Brennan Linsley/Associated Press
DENVER – Gays, lesbians and their allies celebrated a long-sought victory Thursday when Gov. John Hickenlooper signed into law the civil-unions act, giving same-sex couples most of the rights of married people under state law.
Sen. Pat Steadman, D-Denver, sponsor of the bill, addressed a raucous crowd of hundreds at the History Colorado Center, beginning his remarks with the words, “Dearly beloved.”
And yet, Steadman said, the new law stops short of full marriage, both in the symbolic use of the word and the hundreds of benefits under federal law that married couples have.
“We are achieving a significant milestone today, and yet we know this is not the final resolution,” he said.
Hickenlooper said the state’s new history museum was an appropriate place for the ceremony because it is a historic law.
“It is a moment that the whole community has waited for for so long. And, really, it’s the beginning of the whole country changing. Change is going to keep going. It’s not going to stop in Colorado,” Hickenlooper said.
Actually, it’s more like the middle than the beginning of change on a national scale.
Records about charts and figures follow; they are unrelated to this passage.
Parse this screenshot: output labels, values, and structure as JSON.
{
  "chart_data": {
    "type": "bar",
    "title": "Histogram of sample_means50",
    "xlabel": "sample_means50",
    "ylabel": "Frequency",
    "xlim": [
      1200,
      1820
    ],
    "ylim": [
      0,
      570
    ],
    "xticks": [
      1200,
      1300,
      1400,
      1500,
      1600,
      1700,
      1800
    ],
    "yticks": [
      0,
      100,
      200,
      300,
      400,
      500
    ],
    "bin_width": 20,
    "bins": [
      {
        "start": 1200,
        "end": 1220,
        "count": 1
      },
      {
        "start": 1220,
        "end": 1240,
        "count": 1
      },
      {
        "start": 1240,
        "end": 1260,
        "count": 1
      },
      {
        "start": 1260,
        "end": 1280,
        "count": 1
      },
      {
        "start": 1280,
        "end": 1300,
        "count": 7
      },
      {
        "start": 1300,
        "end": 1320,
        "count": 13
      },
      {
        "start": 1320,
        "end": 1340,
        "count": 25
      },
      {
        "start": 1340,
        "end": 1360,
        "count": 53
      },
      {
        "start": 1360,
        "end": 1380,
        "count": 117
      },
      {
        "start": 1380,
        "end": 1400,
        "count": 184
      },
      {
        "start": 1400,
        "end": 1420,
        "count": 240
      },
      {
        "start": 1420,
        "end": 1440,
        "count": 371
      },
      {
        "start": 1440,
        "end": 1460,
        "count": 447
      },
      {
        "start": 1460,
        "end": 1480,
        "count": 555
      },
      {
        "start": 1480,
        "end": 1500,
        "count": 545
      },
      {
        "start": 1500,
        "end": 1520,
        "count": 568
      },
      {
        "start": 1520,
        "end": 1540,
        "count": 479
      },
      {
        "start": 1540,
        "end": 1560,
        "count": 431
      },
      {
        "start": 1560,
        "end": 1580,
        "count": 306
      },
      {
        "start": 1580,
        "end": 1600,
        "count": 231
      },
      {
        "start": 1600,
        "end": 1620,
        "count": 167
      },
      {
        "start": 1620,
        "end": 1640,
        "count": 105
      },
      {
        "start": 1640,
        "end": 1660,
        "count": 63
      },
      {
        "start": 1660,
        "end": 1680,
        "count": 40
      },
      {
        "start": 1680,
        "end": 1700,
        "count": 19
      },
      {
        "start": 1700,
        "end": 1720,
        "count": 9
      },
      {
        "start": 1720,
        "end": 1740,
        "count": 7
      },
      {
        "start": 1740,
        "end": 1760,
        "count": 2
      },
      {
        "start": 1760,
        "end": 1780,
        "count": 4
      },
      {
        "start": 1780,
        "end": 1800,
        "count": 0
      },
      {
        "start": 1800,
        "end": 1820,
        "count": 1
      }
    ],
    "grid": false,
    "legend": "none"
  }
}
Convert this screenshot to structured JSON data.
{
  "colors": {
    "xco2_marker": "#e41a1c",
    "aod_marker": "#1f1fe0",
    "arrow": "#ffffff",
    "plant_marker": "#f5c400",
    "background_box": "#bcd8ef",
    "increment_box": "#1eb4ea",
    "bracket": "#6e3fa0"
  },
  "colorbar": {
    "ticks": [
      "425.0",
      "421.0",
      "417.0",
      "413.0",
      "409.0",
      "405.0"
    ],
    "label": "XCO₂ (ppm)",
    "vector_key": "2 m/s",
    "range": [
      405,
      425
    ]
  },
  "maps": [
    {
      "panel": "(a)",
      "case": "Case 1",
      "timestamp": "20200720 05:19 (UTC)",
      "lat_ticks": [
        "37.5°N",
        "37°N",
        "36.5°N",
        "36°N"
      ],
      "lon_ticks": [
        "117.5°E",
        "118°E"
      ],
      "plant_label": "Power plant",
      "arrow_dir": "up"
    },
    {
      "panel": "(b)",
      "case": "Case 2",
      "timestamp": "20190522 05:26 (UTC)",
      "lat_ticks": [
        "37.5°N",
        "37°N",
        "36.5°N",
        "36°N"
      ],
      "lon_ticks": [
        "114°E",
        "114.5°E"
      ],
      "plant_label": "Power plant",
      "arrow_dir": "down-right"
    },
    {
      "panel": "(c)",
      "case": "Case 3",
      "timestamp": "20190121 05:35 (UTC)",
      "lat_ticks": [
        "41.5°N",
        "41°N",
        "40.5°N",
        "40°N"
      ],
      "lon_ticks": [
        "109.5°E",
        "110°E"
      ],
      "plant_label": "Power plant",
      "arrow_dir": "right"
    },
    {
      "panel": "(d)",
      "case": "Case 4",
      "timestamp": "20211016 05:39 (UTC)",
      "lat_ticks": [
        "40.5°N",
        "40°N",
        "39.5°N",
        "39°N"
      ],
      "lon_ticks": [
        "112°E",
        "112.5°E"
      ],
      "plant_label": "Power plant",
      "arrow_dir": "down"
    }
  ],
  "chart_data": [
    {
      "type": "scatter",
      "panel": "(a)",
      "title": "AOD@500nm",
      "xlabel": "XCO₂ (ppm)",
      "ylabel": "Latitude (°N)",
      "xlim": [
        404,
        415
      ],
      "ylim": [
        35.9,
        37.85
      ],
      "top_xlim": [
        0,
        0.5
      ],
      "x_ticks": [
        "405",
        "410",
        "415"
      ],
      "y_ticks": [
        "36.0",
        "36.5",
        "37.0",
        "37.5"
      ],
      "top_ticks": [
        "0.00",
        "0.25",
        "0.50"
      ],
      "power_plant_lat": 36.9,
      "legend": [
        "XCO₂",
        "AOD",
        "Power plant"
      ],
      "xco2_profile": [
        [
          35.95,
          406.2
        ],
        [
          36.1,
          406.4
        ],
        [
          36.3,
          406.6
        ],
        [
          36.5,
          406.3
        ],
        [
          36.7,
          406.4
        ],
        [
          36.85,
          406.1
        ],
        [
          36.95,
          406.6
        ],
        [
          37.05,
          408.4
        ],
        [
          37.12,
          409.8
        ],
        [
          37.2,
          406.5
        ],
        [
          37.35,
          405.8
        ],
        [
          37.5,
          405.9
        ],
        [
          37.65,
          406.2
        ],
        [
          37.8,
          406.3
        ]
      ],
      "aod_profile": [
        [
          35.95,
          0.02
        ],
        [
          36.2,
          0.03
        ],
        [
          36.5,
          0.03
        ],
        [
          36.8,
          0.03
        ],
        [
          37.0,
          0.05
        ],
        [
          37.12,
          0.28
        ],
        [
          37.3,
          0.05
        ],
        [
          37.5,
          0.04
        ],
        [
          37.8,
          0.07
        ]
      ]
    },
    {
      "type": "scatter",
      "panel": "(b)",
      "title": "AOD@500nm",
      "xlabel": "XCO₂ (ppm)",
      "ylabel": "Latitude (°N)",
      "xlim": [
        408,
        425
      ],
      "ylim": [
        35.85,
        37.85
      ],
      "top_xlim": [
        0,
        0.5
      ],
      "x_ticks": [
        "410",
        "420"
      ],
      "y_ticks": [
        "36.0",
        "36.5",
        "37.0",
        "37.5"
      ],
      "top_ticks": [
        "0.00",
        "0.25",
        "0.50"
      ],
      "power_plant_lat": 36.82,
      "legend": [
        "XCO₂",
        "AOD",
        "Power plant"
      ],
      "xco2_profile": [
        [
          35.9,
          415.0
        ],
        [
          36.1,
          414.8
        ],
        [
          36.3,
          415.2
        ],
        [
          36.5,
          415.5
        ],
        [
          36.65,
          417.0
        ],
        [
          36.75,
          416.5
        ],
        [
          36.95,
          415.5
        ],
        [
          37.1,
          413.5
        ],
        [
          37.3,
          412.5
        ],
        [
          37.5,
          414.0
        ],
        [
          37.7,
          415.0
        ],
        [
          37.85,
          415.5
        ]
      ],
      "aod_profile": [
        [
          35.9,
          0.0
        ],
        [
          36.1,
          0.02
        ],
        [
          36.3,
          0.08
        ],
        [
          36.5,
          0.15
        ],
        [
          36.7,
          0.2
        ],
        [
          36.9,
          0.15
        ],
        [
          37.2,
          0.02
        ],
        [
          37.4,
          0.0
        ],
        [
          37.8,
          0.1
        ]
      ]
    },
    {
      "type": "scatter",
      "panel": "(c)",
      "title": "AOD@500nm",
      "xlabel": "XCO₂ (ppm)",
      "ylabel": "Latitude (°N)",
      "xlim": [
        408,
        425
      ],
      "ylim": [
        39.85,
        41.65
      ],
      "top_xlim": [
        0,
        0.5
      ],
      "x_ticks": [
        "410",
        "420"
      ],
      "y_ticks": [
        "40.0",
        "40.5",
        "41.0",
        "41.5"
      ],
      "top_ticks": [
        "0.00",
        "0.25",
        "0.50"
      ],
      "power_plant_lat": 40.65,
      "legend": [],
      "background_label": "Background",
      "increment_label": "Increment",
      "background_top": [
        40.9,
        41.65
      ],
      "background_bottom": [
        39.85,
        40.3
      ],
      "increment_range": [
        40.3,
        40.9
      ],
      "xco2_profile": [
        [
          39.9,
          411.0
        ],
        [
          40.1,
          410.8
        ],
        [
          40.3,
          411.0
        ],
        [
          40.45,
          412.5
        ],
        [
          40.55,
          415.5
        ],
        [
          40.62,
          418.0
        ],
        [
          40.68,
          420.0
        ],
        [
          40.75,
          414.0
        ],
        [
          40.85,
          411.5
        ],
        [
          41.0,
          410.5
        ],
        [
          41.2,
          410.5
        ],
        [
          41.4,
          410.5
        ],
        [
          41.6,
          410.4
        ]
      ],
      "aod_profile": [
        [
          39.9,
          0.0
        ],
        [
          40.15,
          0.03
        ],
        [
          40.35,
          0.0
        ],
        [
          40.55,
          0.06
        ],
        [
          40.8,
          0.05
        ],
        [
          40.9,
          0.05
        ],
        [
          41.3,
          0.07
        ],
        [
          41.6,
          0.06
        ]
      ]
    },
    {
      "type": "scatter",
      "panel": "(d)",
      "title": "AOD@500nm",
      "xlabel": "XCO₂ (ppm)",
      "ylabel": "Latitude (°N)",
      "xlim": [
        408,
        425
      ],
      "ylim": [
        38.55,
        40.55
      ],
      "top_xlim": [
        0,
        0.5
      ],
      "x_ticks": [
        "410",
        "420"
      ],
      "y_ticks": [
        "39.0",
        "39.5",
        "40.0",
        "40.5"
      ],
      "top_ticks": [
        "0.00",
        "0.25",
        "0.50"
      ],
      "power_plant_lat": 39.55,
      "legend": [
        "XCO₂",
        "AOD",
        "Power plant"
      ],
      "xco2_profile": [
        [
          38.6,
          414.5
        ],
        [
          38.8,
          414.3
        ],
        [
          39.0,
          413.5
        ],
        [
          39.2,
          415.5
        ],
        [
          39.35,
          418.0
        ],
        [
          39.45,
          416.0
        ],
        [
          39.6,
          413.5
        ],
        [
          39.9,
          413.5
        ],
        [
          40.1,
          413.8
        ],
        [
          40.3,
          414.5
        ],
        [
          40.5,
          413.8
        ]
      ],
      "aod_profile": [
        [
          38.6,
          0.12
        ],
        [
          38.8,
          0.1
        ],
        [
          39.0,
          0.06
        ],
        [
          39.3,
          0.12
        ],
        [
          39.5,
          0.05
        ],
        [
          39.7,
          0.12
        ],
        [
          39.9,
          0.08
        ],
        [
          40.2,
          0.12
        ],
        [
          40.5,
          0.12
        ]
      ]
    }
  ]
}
With Hickenlooper’s signature, Colorado became the 19th state, plus the District of Columbia, to recognize either civil unions or marriage for same-sex couples.
Another sponsor, Speaker of the House Mark Ferrandino, D-Denver, thanked the half-dozen Republicans – including Durango Sen. Ellen Roberts – who supported his bill through the last three years.
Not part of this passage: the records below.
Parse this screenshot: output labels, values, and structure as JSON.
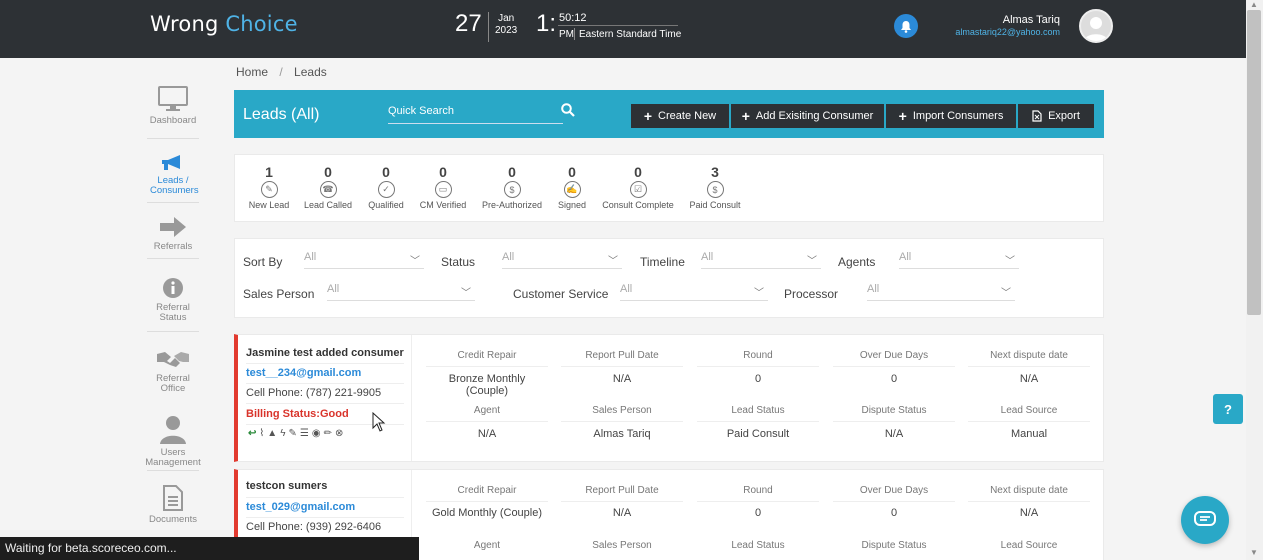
{
  "header": {
    "brand_part1": "Wrong",
    "brand_part2": "Choice",
    "date_day": "27",
    "date_month": "Jan",
    "date_year": "2023",
    "time_hour": "1:",
    "time_minutes": "50:12",
    "time_ampm": "PM",
    "timezone": "Eastern Standard Time",
    "user_name": "Almas Tariq",
    "user_email": "almastariq22@yahoo.com"
  },
  "sidebar": {
    "items": [
      {
        "label": "Dashboard",
        "icon": "monitor-icon"
      },
      {
        "label": "Leads / Consumers",
        "icon": "megaphone-icon",
        "active": true
      },
      {
        "label": "Referrals",
        "icon": "arrow-right-icon"
      },
      {
        "label": "Referral Status",
        "icon": "info-icon"
      },
      {
        "label": "Referral Office",
        "icon": "handshake-icon"
      },
      {
        "label": "Users Management",
        "icon": "user-icon"
      },
      {
        "label": "Documents",
        "icon": "document-icon"
      }
    ]
  },
  "breadcrumb": {
    "home": "Home",
    "current": "Leads"
  },
  "leads_bar": {
    "title": "Leads (All)",
    "search_placeholder": "Quick Search",
    "buttons": {
      "create_new": "Create New",
      "add_existing": "Add Exisiting Consumer",
      "import": "Import Consumers",
      "export": "Export"
    }
  },
  "stats": [
    {
      "count": "1",
      "label": "New Lead"
    },
    {
      "count": "0",
      "label": "Lead Called"
    },
    {
      "count": "0",
      "label": "Qualified"
    },
    {
      "count": "0",
      "label": "CM Verified"
    },
    {
      "count": "0",
      "label": "Pre-Authorized"
    },
    {
      "count": "0",
      "label": "Signed"
    },
    {
      "count": "0",
      "label": "Consult Complete"
    },
    {
      "count": "3",
      "label": "Paid Consult"
    }
  ],
  "filters": {
    "sort_by": {
      "label": "Sort By",
      "value": "All"
    },
    "status": {
      "label": "Status",
      "value": "All"
    },
    "timeline": {
      "label": "Timeline",
      "value": "All"
    },
    "agents": {
      "label": "Agents",
      "value": "All"
    },
    "sales_person": {
      "label": "Sales Person",
      "value": "All"
    },
    "customer_service": {
      "label": "Customer Service",
      "value": "All"
    },
    "processor": {
      "label": "Processor",
      "value": "All"
    }
  },
  "columns": {
    "row1": [
      "Credit Repair",
      "Report Pull Date",
      "Round",
      "Over Due Days",
      "Next dispute date"
    ],
    "row2": [
      "Agent",
      "Sales Person",
      "Lead Status",
      "Dispute Status",
      "Lead Source"
    ]
  },
  "leads": [
    {
      "name": "Jasmine test added consumer",
      "email": "test__234@gmail.com",
      "phone": "Cell Phone: (787) 221-9905",
      "billing": "Billing Status:Good",
      "row1": [
        "Bronze Monthly (Couple)",
        "N/A",
        "0",
        "0",
        "N/A"
      ],
      "row2": [
        "N/A",
        "Almas Tariq",
        "Paid Consult",
        "N/A",
        "Manual"
      ]
    },
    {
      "name": "testcon sumers",
      "email": "test_029@gmail.com",
      "phone": "Cell Phone: (939) 292-6406",
      "row1": [
        "Gold Monthly (Couple)",
        "N/A",
        "0",
        "0",
        "N/A"
      ]
    }
  ],
  "help_label": "?",
  "statusbar_text": "Waiting for beta.scoreceo.com...",
  "colors": {
    "accent": "#29a8c7",
    "header": "#2d3135",
    "link": "#2b8ad8",
    "alert": "#e23a2f"
  }
}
Most Republicans in the Legislature voted against the bill this year. Arguments centered on the lack of a “conscience clause” for people to refuse service at businesses or religious nonprofits to same-sex couples because of moral objections to homosexuality.
Democrats brushed aside Republican attempts to send the bill to voters for approval.
It was just six years ago when Colorado voters rejected domestic partnerships – similar to but weaker than civil unions – and added a ban on same-sex marriage to the state constitution.
And it was a little more than 20 years ago that Colorado voters adopted Amendment 2, which banned laws protecting gays from discrimination. The U.S. Supreme Court later overturned the law.
Steadman said he was there that election night with Amendment 2 opponents.
“That was a very tragic moment, and yet it gave us so much hope and so much momentum moving forward because we didn’t take that defeat sitting down. We went on the streets, and we went to court,” Steadman said. “Because of the work that followed that loss, incredible progress was made.”
Since 2006, the Legislature has passed several anti-discrimination statutes and made it easier for same-sex couples to adopt children and inherit each other’s property. Steadman and his allies saw the culmination of their work Thursday.
As Hickenlooper began signing the bill, using 12 commemorative pens, a man in the crowd shouted, “It’s happening!”
With the governor’s signature, the Legislature now has done about all it can do for same-sex couples. Only voters or the courts can take the final step of legalizing same-sex marriage.